Differences in flood duration may also affect the magnitude of desorption. During short floods or early flood onset, spatial heterogeneity exists where aerobic and anaerobic soil microsites co-occur (Dorau et al. 2022; Schlüter et al. 2022). Increases in flood duration allows more time for water to percolate, causing greater and more uniform waterlogging throughout the soil matrix (Reddy & DeLaune 2008). As such, longer flood periods should create a more reduced and anoxic soil environment, leading to more desorption of mineral associated C, N, and P. Thus, with longer flooding, higher concentrations of soluble compounds may be a result of both greater desorption as well as inhibition of microbial aerobic respiration and uptake of newly available substrates.
When the soil dries following flood retreat and returns to pre-flood conditions soluble C, N, and P can re-enter the mineral associated pool. However, the disturbance from flooding and drying may affect the C, N, and P mineral pool composition due to changes in both the chemistry and stoichiometry of the soluble pool and resorption dynamics (Guggenberger & Kaiser 2003). For instance, as soil matric potential declines, a release of N- and P-rich cytoplasmic material can occur following cell lysis and the microbial production of N-rich osmoregulatory solutes (Fierer & Schimel 2003; Warren 2016). The soluble C, N, and P concentrations post-flood may also be affected by changes in microbial exo-cellular enzyme activity and C, N, and P microbial assimilation during flooding (Gu et al. 2019). These releases and uptake change the C:N:P of compounds available for resorption to the mineral associated pool. Competition for sorption sites of oxidized mineral surfaces, may further shift the C:N:P ratio of the mineral associated pool compared to pre-flood conditions (Bird et al. 2008; Guppy et al. 2005). Both N and P are thought to outcompete C for sorption sites, driving the outcome of resorption (Hatton et al. 2012; Schneider et al. 2010; Sollins et al. 2006).

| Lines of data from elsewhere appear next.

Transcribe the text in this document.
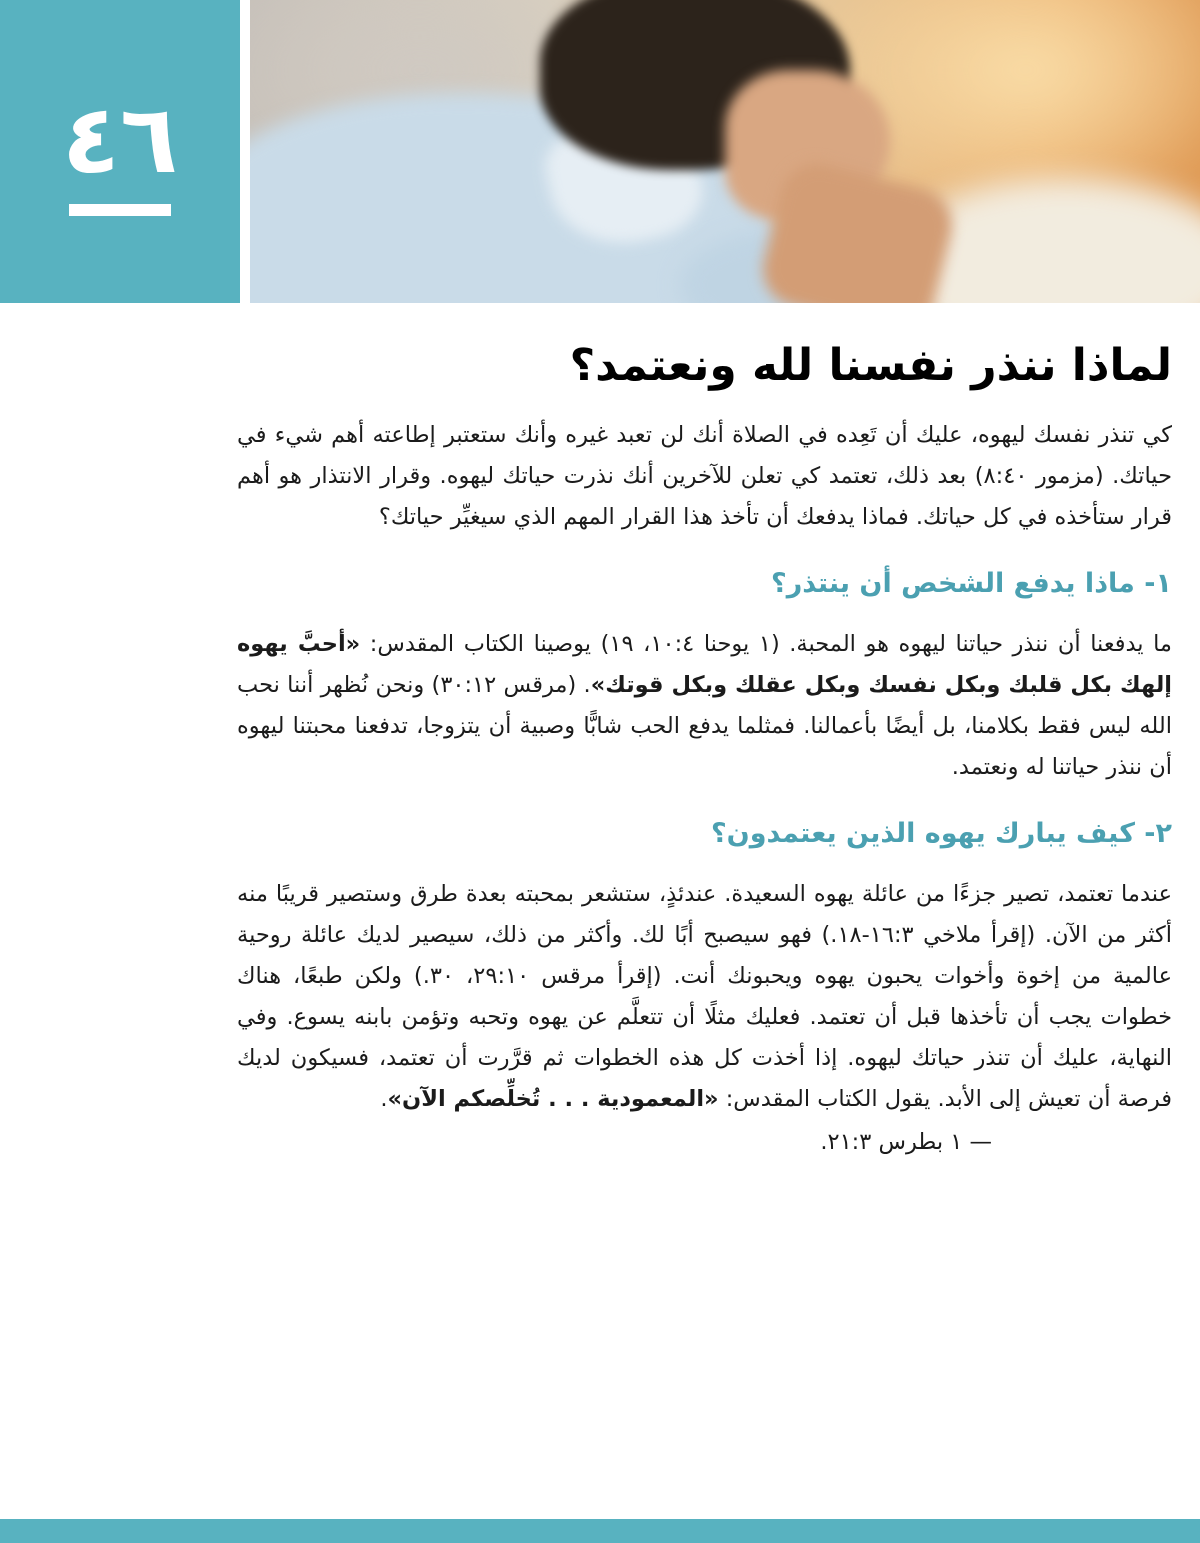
٤٦
لماذا ننذر نفسنا لله ونعتمد؟

كي تنذر نفسك ليهوه، عليك أن تَعِده في الصلاة أنك لن تعبد غيره وأنك ستعتبر إطاعته أهم شيء في حياتك. (مزمور ٤٠:‏٨) بعد ذلك، تعتمد كي تعلن للآخرين أنك نذرت حياتك ليهوه. وقرار الانتذار هو أهم قرار ستأخذه في كل حياتك. فماذا يدفعك أن تأخذ هذا القرار المهم الذي سيغيِّر حياتك؟

١- ماذا يدفع الشخص أن ينتذر؟

ما يدفعنا أن ننذر حياتنا ليهوه هو المحبة. (١ يوحنا ٤:‏١٠، ١٩) يوصينا الكتاب المقدس: «أحبَّ يهوه إلهك بكل قلبك وبكل نفسك وبكل عقلك وبكل قوتك». (مرقس ١٢:‏٣٠) ونحن نُظهر أننا نحب الله ليس فقط بكلامنا، بل أيضًا بأعمالنا. فمثلما يدفع الحب شابًّا وصبية أن يتزوجا، تدفعنا محبتنا ليهوه أن ننذر حياتنا له ونعتمد.

٢- كيف يبارك يهوه الذين يعتمدون؟

عندما تعتمد، تصير جزءًا من عائلة يهوه السعيدة. عندئذٍ، ستشعر بمحبته بعدة طرق وستصير قريبًا منه أكثر من الآن. (إقرأ ملاخي ٣:‏١٦-‏١٨.) فهو سيصبح أبًا لك. وأكثر من ذلك، سيصير لديك عائلة روحية عالمية من إخوة وأخوات يحبون يهوه ويحبونك أنت. (إقرأ مرقس ١٠:‏٢٩، ٣٠.) ولكن طبعًا، هناك خطوات يجب أن تأخذها قبل أن تعتمد. فعليك مثلًا أن تتعلَّم عن يهوه وتحبه وتؤمن بابنه يسوع. وفي النهاية، عليك أن تنذر حياتك ليهوه. إذا أخذت كل هذه الخطوات ثم قرَّرت أن تعتمد، فسيكون لديك فرصة أن تعيش إلى الأبد. يقول الكتاب المقدس: «المعمودية . . . تُخلِّصكم الآن».

— ١ بطرس ٣:‏٢١.
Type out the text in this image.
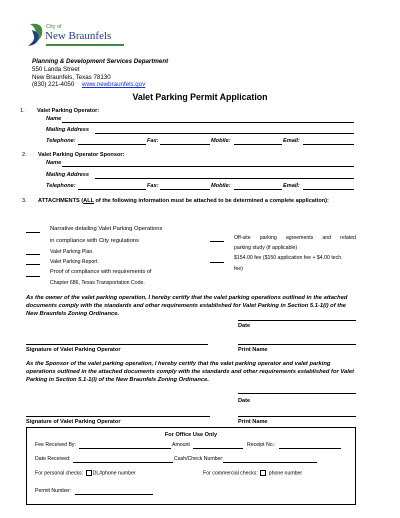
City of
New Braunfels
Planning & Development Services Department
550 Landa Street
New Braunfels, Texas 78130
(830) 221-4050 www.newbraunfels.gov
Valet Parking Permit Application
1. Valet Parking Operator:
Name
Mailing Address
Telephone:	Fax:	Mobile:	Email:
2. Valet Parking Operator Sponsor:
Name
Mailing Address
Telephone:	Fax:	Mobile:	Email:
3. ATTACHMENTS (ALL of the following information must be attached to be determined a complete application):
Narrative detailing Valet Parking Operations
in compliance with City regulations
Valet Parking Plan.
Valet Parking Report.
Proof of compliance with requirements of
Chapter 686, Texas Transportation Code.
Off-site parking agreements and related
parking study (if applicable)
$154.00 fee ($150 application fee + $4.00 tech.
fee)
As the owner of the valet parking operation, I hereby certify that the valet parking operations outlined in the attached documents comply with the standards and other requirements established for Valet Parking in Section 5.1-1(i) of the New Braunfels Zoning Ordinance.
Date
Signature of Valet Parking Operator	Print Name
As the Sponsor of the valet parking operation, I hereby certify that the valet parking operator and valet parking operations outlined in the attached documents comply with the standards and other requirements established for Valet Parking in Section 5.1-1(i) of the New Braunfels Zoning Ordinance.
Date
Signature of Valet Parking Operator	Print Name
For Office Use Only
Fee Received By:	Amount	Receipt No.:
Date Received:	Cash/Check Number:
For personal checks: DL#phone number	For commercial checks: phone number
Permit Number:
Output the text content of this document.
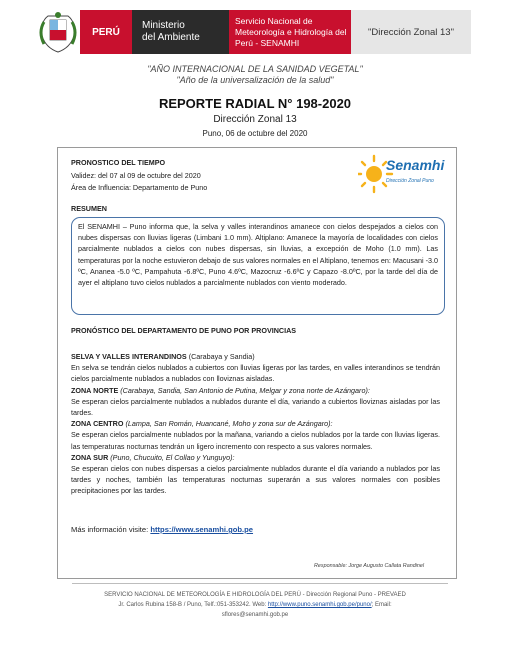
PERÚ
Ministerio
del Ambiente
Servicio Nacional de
Meteorología e Hidrología del
Perú - SENAMHI
"Dirección Zonal 13"
"AÑO INTERNACIONAL DE LA SANIDAD VEGETAL"
"Año de la universalización de la salud"
REPORTE RADIAL N° 198-2020
Dirección Zonal 13
Puno, 06 de octubre del 2020
PRONOSTICO DEL TIEMPO
Validez: del 07 al 09 de octubre del 2020
Área de Influencia: Departamento de Puno
Senamhi
Dirección Zonal Puno
RESUMEN
El SENAMHI – Puno informa que, la selva y valles interandinos amanece con cielos despejados a cielos con nubes dispersas con lluvias ligeras (Limbani 1.0 mm). Altiplano: Amanece la mayoría de localidades con cielos parcialmente nublados a cielos con nubes dispersas, sin lluvias, a excepción de Moho (1.0 mm). Las temperaturas por la noche estuvieron debajo de sus valores normales en el Altiplano, tenemos en: Macusani -3.0 ºC, Ananea -5.0 ºC, Pampahuta -6.8ºC, Puno 4.6ºC, Mazocruz -6.6ºC y Capazo -8.0ºC, por la tarde del día de ayer el altiplano tuvo cielos nublados a parcialmente nublados con viento moderado.
PRONÓSTICO DEL DEPARTAMENTO DE PUNO POR PROVINCIAS
SELVA Y VALLES INTERANDINOS (Carabaya y Sandia)
En selva se tendrán cielos nublados a cubiertos con lluvias ligeras por las tardes, en valles interandinos se tendrán cielos parcialmente nublados a nublados con lloviznas aisladas.
ZONA NORTE (Carabaya, Sandia, San Antonio de Putina, Melgar y zona norte de Azángaro):
Se esperan cielos parcialmente nublados a nublados durante el día, variando a cubiertos lloviznas aisladas por las tardes.
ZONA CENTRO (Lampa, San Román, Huancané, Moho y zona sur de Azángaro):
Se esperan cielos parcialmente nublados por la mañana, variando a cielos nublados por la tarde con lluvias ligeras. las temperaturas nocturnas tendrán un ligero incremento con respecto a sus valores normales.
ZONA SUR (Puno, Chucuito, El Collao y Yunguyo):
Se esperan cielos con nubes dispersas a cielos parcialmente nublados durante el día variando a nublados por las tardes y noches, también las temperaturas nocturnas superarán a sus valores normales con posibles precipitaciones por las tardes.
Más información visite: https://www.senamhi.gob.pe
Responsable: Jorge Augusto Callata Randinel
SERVICIO NACIONAL DE METEOROLOGÍA E HIDROLOGÍA DEL PERÚ - Dirección Regional Puno - PREVAED
Jr. Carlos Rubina 158-B / Puno, Telf.:051-353242. Web: http://www.puno.senamhi.gob.pe/puno/; Email:
sflores@senamhi.gob.pe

While flood events are expected to influence the partitioning of organic matter and nutrients between the mineral associated and bioavailable water extracted pool; it is difficult to predict the impacts of flooding on C, N, and P given the inter-relatedness between pools and among the three elements. Thus, it is necessary to examine how flooding and its duration impact C, N, and P both independently and concurrently throughout a flood period and post-flood to understand the cascading effects of flooding on the soil system. To better characterize and explain flood effects on soil C and nutrients, we examined the partitioning of C, N, and P across soil pools and microbial biomass as well as exo-cellular activity responses during a weeklong flood and after drying in a soil incubation. We hypothesized that as flood duration increases, mineral associated C, N, and P and microbial activity will decrease and in turn soluble C, N, and P will increase. However, post-flood microbial activity will increase relative to the flood period, with longer flood periods showing a greater post-flood microbial response due to higher bioavailable, soluble C, N, and P. Lastly, we expect hysteresis with drying because of changes in the concentration and composition of the water extracted and mineral associated pools during the flood, and thus a net change in post-flood mineral associated C, N and P composition compared to pre-flood conditions.